Selon lui, la somme a été créditée sur son compte personnel à la suite d'une erreur de la part de l'opérateur de la cagnotte. Il a également indiqué qu'il avait pris contact avec les proches des agents pour organiser la restitution, sans toutefois entrer dans le détail des échanges.
La contre-offensive de l'avocat de la veuve
Cette version est vivement contestée par Matthieu Chirez, le conseil de la veuve de Fabrice Moello. Ce dernier a dénoncé ce qu'il considère comme des mensonges de la part de Jean Messiha. « Jean Messiha va devoir répondre de ses actes », a-t-il déclaré, laissant entendre que le remboursement tardif ne suffit pas à effacer la faute.
L'avocat a rappelé que la plainte pour abus de confiance a été déposée avant même que l'ancien haut fonctionnaire n'annonce la restitution des fonds. Il a également souligné que les explications fournies n'étaient pas crédibles, estimant qu'il est « impossible » qu'une plateforme comme celle utilisée verse une telle somme par erreur à un particulier sans aucune vérification. « La justice devra déterminer si les faits constituent une escroquerie ou un abus de confiance », a-t-il ajouté.
Une plainte pour abus de confiance
La procédure judiciaire est désormais en cours.

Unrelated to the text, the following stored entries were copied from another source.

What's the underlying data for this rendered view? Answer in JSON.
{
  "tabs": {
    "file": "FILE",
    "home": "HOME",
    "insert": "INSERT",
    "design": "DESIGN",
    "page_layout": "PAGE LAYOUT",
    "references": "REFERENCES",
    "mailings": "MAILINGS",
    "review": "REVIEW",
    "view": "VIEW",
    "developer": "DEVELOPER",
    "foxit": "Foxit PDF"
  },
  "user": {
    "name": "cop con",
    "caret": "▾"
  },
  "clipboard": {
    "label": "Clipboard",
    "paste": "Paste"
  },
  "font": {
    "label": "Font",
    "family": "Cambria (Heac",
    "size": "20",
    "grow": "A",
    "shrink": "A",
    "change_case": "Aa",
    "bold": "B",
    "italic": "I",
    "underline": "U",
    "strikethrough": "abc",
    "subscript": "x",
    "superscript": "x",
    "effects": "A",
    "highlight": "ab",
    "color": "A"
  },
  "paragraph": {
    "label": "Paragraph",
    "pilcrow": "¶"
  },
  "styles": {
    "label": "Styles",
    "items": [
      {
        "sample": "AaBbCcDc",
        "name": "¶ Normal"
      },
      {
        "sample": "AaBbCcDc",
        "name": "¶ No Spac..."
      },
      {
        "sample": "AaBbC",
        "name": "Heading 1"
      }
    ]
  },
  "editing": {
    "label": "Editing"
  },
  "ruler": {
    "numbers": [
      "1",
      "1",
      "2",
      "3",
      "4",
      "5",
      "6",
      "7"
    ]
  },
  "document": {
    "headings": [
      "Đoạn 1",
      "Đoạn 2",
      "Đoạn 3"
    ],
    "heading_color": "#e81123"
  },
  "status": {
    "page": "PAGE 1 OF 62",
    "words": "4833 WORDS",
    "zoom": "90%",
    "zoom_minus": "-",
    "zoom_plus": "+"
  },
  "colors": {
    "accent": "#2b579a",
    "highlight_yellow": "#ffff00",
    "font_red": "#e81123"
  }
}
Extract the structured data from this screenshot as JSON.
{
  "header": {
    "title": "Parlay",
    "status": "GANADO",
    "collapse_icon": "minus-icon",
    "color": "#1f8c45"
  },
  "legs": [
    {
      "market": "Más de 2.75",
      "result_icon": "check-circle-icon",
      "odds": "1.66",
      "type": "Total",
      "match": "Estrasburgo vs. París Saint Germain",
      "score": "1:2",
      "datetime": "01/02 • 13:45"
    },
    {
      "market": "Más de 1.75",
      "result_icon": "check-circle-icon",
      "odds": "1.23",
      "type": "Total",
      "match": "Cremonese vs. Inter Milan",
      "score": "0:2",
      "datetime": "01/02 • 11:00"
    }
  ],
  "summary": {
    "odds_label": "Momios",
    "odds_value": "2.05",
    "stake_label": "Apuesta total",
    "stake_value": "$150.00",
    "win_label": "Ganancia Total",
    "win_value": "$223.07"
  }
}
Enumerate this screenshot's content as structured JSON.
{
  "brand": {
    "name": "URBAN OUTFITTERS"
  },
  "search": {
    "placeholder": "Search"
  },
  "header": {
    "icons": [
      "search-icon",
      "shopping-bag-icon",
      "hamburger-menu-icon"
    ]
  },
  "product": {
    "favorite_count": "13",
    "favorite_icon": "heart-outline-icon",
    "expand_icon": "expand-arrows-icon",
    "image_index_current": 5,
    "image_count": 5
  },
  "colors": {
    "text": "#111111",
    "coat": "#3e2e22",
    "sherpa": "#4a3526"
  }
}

La veuve de Fabrice Moello a formalisé sa plainte auprès du parquet de Paris, accusant Jean Messiha d'avoir détourné à son profit les dons versés par des centaines de particuliers. Les fonds, collectés dans l'émotion qui a suivi le drame, étaient destinés à soutenir les épouses et les enfants des deux agents tués.
Cette plainte pourrait déboucher sur une enquête préliminaire, voire l'ouverture d'une information judiciaire. Si les faits étaient avérés, l'abus de confiance est passible de plusieurs années d'emprisonnement et d'une amende.
Le contexte de l'évasion de Mohamed Amra
Rappelons que les faits se sont produits lors de l'évasion spectaculaire de Mohamed Amra, un détenu multirécidiviste. Lors de l'attaque du fourgon pénitentiaire, deux agents, Fabrice Moello et un autre surveillant, avaient été tués par balles, provoquant une onde de choc dans le pays. Une cagnotte avait rapidement été lancée par Jean Messiha sur une plateforme de financement participatif, afin de venir en aide aux familles des victimes.
Cette initiative avait été saluée par de nombreuses personnalités politiques et par le grand public, permettant de récolter plus de 40 000 euros en quelques jours. Mais les soupçons de détournement sont apparus lorsque les proches des défunts ont indiqué n'avoir reçu aucune somme.
Un précédent qui interroge
Cette affaire n'est pas la première à mettre en cause la gestion des cagnottes en ligne en France. Plusieurs cas similaires ont déjà défrayé la chronique, soulevant des questions sur le contrôle des fonds collectés et la responsabilité des plateformes. Dans ce dossier, la justice devra trancher entre la thèse de l'erreur et celle du détournement, alors que les versions divergent radicalement.